Annoying or not, such notifications on initiation of a pipeline, may be a requirement for QA, unless a failover system is in place where the new QA environment doesn’t over-write the old one, but is created as a separate build. In such a case where the QA environment is off-line, during a build the Notify step at Pipeline initiation should include QA.
Less is more, when it comes to success notifications. If error alert was not received, it can be assumed that the new build was created, and QA should be able to seamlessly segue to testing the new build. In such cases, again, only QA should get these notifications.
On failure, the entire team should get the failure notification, including as many details as to what failed as possible.
The “One-click CI” script that runs a complete Continuous integration pipeline with PowerShell, includes email notification lists by group (QA, Devs, Manager) and sends out alerts on pipeline initiation, completion and error to the appropriate groups. This feature is also built into the ApexSQL Developer CI/CD dashboard as well as our ApexSQL Build server plug-ins, e.g. Jenkins.
Build frequency > build process time
Builds should not be created more frequently than the time it takes for a build to actually complete. In doing so, you will create pipeline collisions, if you are working asynchronously. Even if you have parallel build pipelines, the value of processing a complete build for each check-in, is dubious, in an environment with frequent check-ins.

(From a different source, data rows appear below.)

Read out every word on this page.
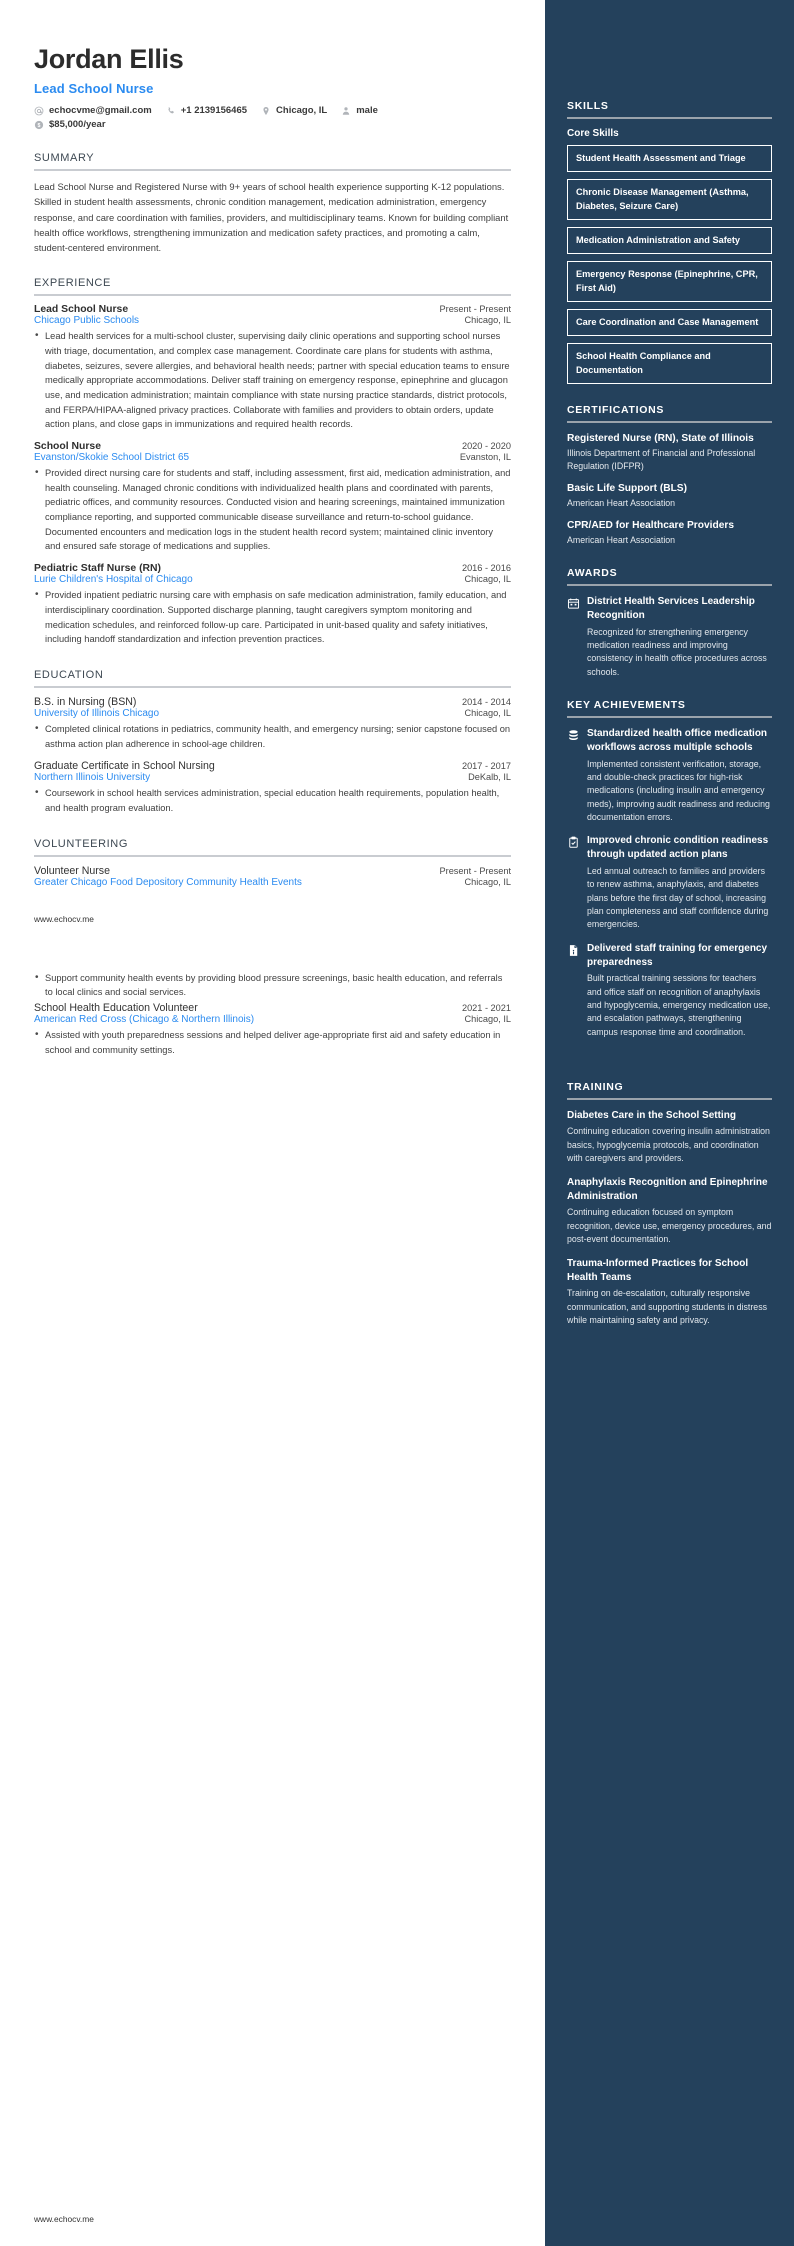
Jordan Ellis
Lead School Nurse
echocvme@gmail.com	+1 2139156465	Chicago, IL	male
$ $85,000/year
SUMMARY
Lead School Nurse and Registered Nurse with 9+ years of school health experience supporting K-12 populations. Skilled in student health assessments, chronic condition management, medication administration, emergency response, and care coordination with families, providers, and multidisciplinary teams. Known for building compliant health office workflows, strengthening immunization and medication safety practices, and promoting a calm, student-centered environment.
EXPERIENCE
Lead School Nurse	Present - Present
Chicago Public Schools	Chicago, IL
• Lead health services for a multi-school cluster, supervising daily clinic operations and supporting school nurses with triage, documentation, and complex case management. Coordinate care plans for students with asthma, diabetes, seizures, severe allergies, and behavioral health needs; partner with special education teams to ensure medically appropriate accommodations. Deliver staff training on emergency response, epinephrine and glucagon use, and medication administration; maintain compliance with state nursing practice standards, district protocols, and FERPA/HIPAA-aligned privacy practices. Collaborate with families and providers to obtain orders, update action plans, and close gaps in immunizations and required health records.
School Nurse	2020 - 2020
Evanston/Skokie School District 65	Evanston, IL
• Provided direct nursing care for students and staff, including assessment, first aid, medication administration, and health counseling. Managed chronic conditions with individualized health plans and coordinated with parents, pediatric offices, and community resources. Conducted vision and hearing screenings, maintained immunization compliance reporting, and supported communicable disease surveillance and return-to-school guidance. Documented encounters and medication logs in the student health record system; maintained clinic inventory and ensured safe storage of medications and supplies.
Pediatric Staff Nurse (RN)	2016 - 2016
Lurie Children's Hospital of Chicago	Chicago, IL
• Provided inpatient pediatric nursing care with emphasis on safe medication administration, family education, and interdisciplinary coordination. Supported discharge planning, taught caregivers symptom monitoring and medication schedules, and reinforced follow-up care. Participated in unit-based quality and safety initiatives, including handoff standardization and infection prevention practices.
EDUCATION
B.S. in Nursing (BSN)	2014 - 2014
University of Illinois Chicago	Chicago, IL
• Completed clinical rotations in pediatrics, community health, and emergency nursing; senior capstone focused on asthma action plan adherence in school-age children.
Graduate Certificate in School Nursing	2017 - 2017
Northern Illinois University	DeKalb, IL
• Coursework in school health services administration, special education health requirements, population health, and health program evaluation.
VOLUNTEERING
Volunteer Nurse	Present - Present
Greater Chicago Food Depository Community Health Events	Chicago, IL
www.echocv.me
• Support community health events by providing blood pressure screenings, basic health education, and referrals to local clinics and social services.
School Health Education Volunteer	2021 - 2021
American Red Cross (Chicago & Northern Illinois)	Chicago, IL
• Assisted with youth preparedness sessions and helped deliver age-appropriate first aid and safety education in school and community settings.
www.echocv.me
SKILLS
Core Skills
Student Health Assessment and Triage
Chronic Disease Management (Asthma, Diabetes, Seizure Care)
Medication Administration and Safety
Emergency Response (Epinephrine, CPR, First Aid)
Care Coordination and Case Management
School Health Compliance and Documentation
CERTIFICATIONS
Registered Nurse (RN), State of Illinois
Illinois Department of Financial and Professional Regulation (IDFPR)
Basic Life Support (BLS)
American Heart Association
CPR/AED for Healthcare Providers
American Heart Association
AWARDS
District Health Services Leadership Recognition
Recognized for strengthening emergency medication readiness and improving consistency in health office procedures across schools.
KEY ACHIEVEMENTS
Standardized health office medication workflows across multiple schools
Implemented consistent verification, storage, and double-check practices for high-risk medications (including insulin and emergency meds), improving audit readiness and reducing documentation errors.
Improved chronic condition readiness through updated action plans
Led annual outreach to families and providers to renew asthma, anaphylaxis, and diabetes plans before the first day of school, increasing plan completeness and staff confidence during emergencies.
Delivered staff training for emergency preparedness
Built practical training sessions for teachers and office staff on recognition of anaphylaxis and hypoglycemia, emergency medication use, and escalation pathways, strengthening campus response time and coordination.
TRAINING
Diabetes Care in the School Setting
Continuing education covering insulin administration basics, hypoglycemia protocols, and coordination with caregivers and providers.
Anaphylaxis Recognition and Epinephrine Administration
Continuing education focused on symptom recognition, device use, emergency procedures, and post-event documentation.
Trauma-Informed Practices for School Health Teams
Training on de-escalation, culturally responsive communication, and supporting students in distress while maintaining safety and privacy.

If a pipeline takes 1 hour, from start to finish, to complete, including all testing, then all the build interval should be set to no less than one hour and all new commits should be queued, and applied the next build.
The “One-click CI” script that runs a complete Continuous integration pipeline with PowerShell, can be scheduled to run at any interval. Similarly, the ApexSQL Developer CI/CD dashboard can also be scheduled by frequency, whether the build is scheduled, on some interval, or initiated by commit. Even if initiated by commit, the job will still run on an interval, not less than what is specified in the configuration settings.
Continuous integration process must be available to be executed 3 ways
- On a schedule
- On commits
No plain text passwords should exist in automation scripts
- Use Windows authentication e.g. Integrated security
- Or encrypted passwords
- Or – in case of manual execution, prompt for credentials
It’s all fun and games until someone puts a plain text password in an automation script. Fortunately, Windows authentication aka Integrated security, solves many of our automation problems vis a via SQL Server and/or repository credentials. In cases where you must use SQL Server authentication, you have to do some extra work.
For attended processes, this is relatively easy. Simply add a process to prompt for input to your existing PowerShell script or batch code, to accept credential information. The script to prompt for a User ID and Password in PowerShell check out articles How to create a simple SQL Server database login dialog using PowerShell and How to create a login form dialog using PowerShell accept user input and pass it to an ApexSQL console application.
But for unattended processes, e.g. jobs scheduled to run overnight, you will have to use some form of password encryption. You can also check out article Four ways of scheduling ApexSQL tools.
All ApexSQL Project files encrypt passwords to allow you to store this information, and successfully connect to a database or source control repository, for any step in a CI process. For example, during the Populate step, ApexSQL Generate can be launched with a project file pre-configured to connect to a database and generate test data for it.